Der Wunsch nach immer lebensechteren Präparaten erschuf sogar eine völlig neue Berufsgruppe: die Dermoplastiker. Sie stopften die Tierkörper nicht mehr nur aus, sondern zogen die Haut der Tiere auf aufwändig modellierte Festkörper. Noch heute kommt diese Technik zum Einsatz, um Tiere lebensecht und naturnah darzustellen. Auch die Räumlichkeiten der Museen sollten deren Ästhetik nun unterstreichen. Eine genaue Kalkulation von Raum und Licht sorgte bei Museums-Neubauten dafür, dass die Ausstellungsstücke optimal zur Geltung kommen.
Aus eins mach zwei
Eine weitere bedeutende Revolution im Ausstellungsdesign: die Gesamtheit der Exponate wurde zweigeteilt. Das geht auf eine Idee des englischen Museumsreformers John Edward Gray zurück. Er regte im Jahr 1864 an, alle Objekte in eine abgetrennte Forschungssammlung für Wissenschaftler und in eine ausgestellte Schausammlung für das breite Publikum zu unterteilen. Gemäß dem Prinzip „Klasse statt Masse“ sollten den Besuchern fortan nur noch die aussagekräftigsten und am schönsten präparierten Objekte präsentiert werden.

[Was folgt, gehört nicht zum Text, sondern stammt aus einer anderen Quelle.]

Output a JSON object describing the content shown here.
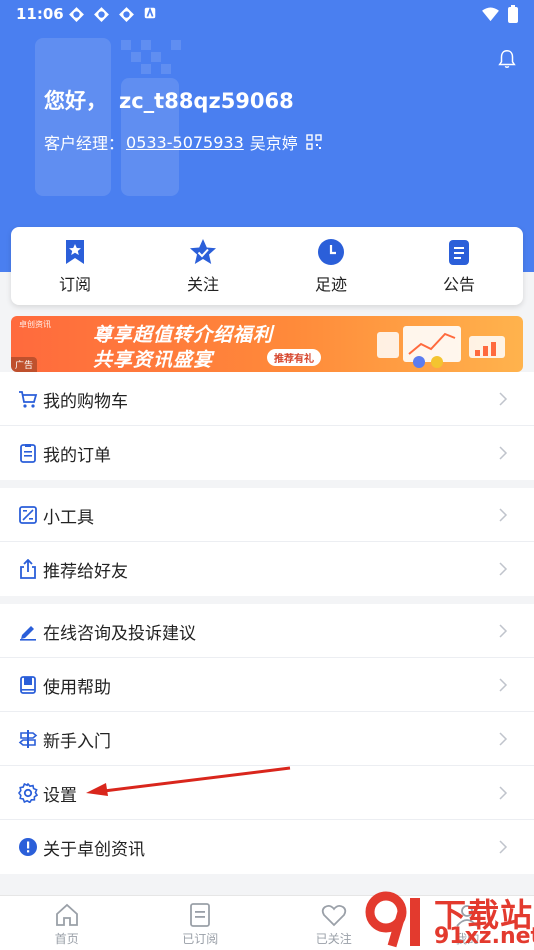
{
  "status_bar": {
    "time": "11:06"
  },
  "header": {
    "greeting": "您好，",
    "username": "zc_t88qz59068",
    "manager_label": "客户经理：",
    "manager_phone": "0533-5075933",
    "manager_name": "吴京婷"
  },
  "quick_tabs": [
    {
      "label": "订阅",
      "icon": "bookmark-star-icon"
    },
    {
      "label": "关注",
      "icon": "star-check-icon"
    },
    {
      "label": "足迹",
      "icon": "clock-icon"
    },
    {
      "label": "公告",
      "icon": "notice-icon"
    }
  ],
  "ad": {
    "brand": "卓创资讯",
    "line1": "尊享超值转介绍福利",
    "line2": "共享资讯盛宴",
    "tag": "推荐有礼",
    "ad_label": "广告"
  },
  "menu_groups": [
    [
      {
        "label": "我的购物车",
        "icon": "cart-icon"
      },
      {
        "label": "我的订单",
        "icon": "order-icon"
      }
    ],
    [
      {
        "label": "小工具",
        "icon": "tool-icon"
      },
      {
        "label": "推荐给好友",
        "icon": "share-icon"
      }
    ],
    [
      {
        "label": "在线咨询及投诉建议",
        "icon": "pen-icon"
      },
      {
        "label": "使用帮助",
        "icon": "book-icon"
      },
      {
        "label": "新手入门",
        "icon": "signpost-icon"
      },
      {
        "label": "设置",
        "icon": "gear-icon"
      },
      {
        "label": "关于卓创资讯",
        "icon": "info-icon"
      }
    ]
  ],
  "bottom_nav": [
    {
      "label": "首页",
      "icon": "home-icon"
    },
    {
      "label": "已订阅",
      "icon": "subscribed-icon"
    },
    {
      "label": "已关注",
      "icon": "heart-icon"
    },
    {
      "label": "我的",
      "icon": "user-icon"
    }
  ],
  "watermark": {
    "big": "下载站",
    "small": "91xz.net"
  },
  "colors": {
    "header_blue": "#4a7ff0",
    "icon_blue": "#2b5fd9",
    "arrow_red": "#d9261c"
  }
}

In einem anderen Bereich fanden zwei getrennte Konzepte auf einmal zusammen. Seit den 1960er-Jahren zogen auch immer wieder lebende Tiere ins Naturkundemuseum ein. Diese Verbindung aus Zoo und Museum kam gut an. Heimische Reptilien und Amphibien sowie tropische Süßwasserfische entwickelten sich zu regelrechten Publikumsmagneten. Auch wechselnde Sonderausstellungen sorgten fortan dafür, das Interesse der Besucher anzuregen. Ebenso PR-Gags wie Namensänderungen oder „lange Museumsnächte“, bei denen die Museen einer Stadt bis spät in die Nacht geöffnet haben.
Naturschutz im Museum
Auch thematisch hat sich einiges in Deutschlands Museen getan. Längst zeigen sie nicht mehr nur Vergangenes, sondern werfen auch akute Gegenwartsfragen auf. So ziehen in den 1970er Jahren erstmals kritische Themen wie Naturschutz und menschliche Verfehlungen in die Naturkundemuseen ein. Den Anfang machte das Frankfurter Senckenberg Museum mit seiner Sonderausstellung „Natur in Gefahr! – Gefährdete Menschheit?“. Darin standen erstmals Probleme wie Überbevölkerung, Umweltgifte und ausgebeutete Natur im Fokus.
Heute sind Ausstellungen zu Umweltverschmutzung, Artenschutz und Biodiversität allgegenwärtig. Dabei vermitteln die Museen einerseits den Schaden, den die Menschheit anrichtet, und andererseits die schützenswerte Schönheit der Natur. Im Berliner Naturkundemuseum wird Letztere seit 2007 als „Biodiversitätswand“ gezeigt, die mit rund 3.000 Naturalien die Farben- und Formenvielfalt der belebten Natur in Szene setzt.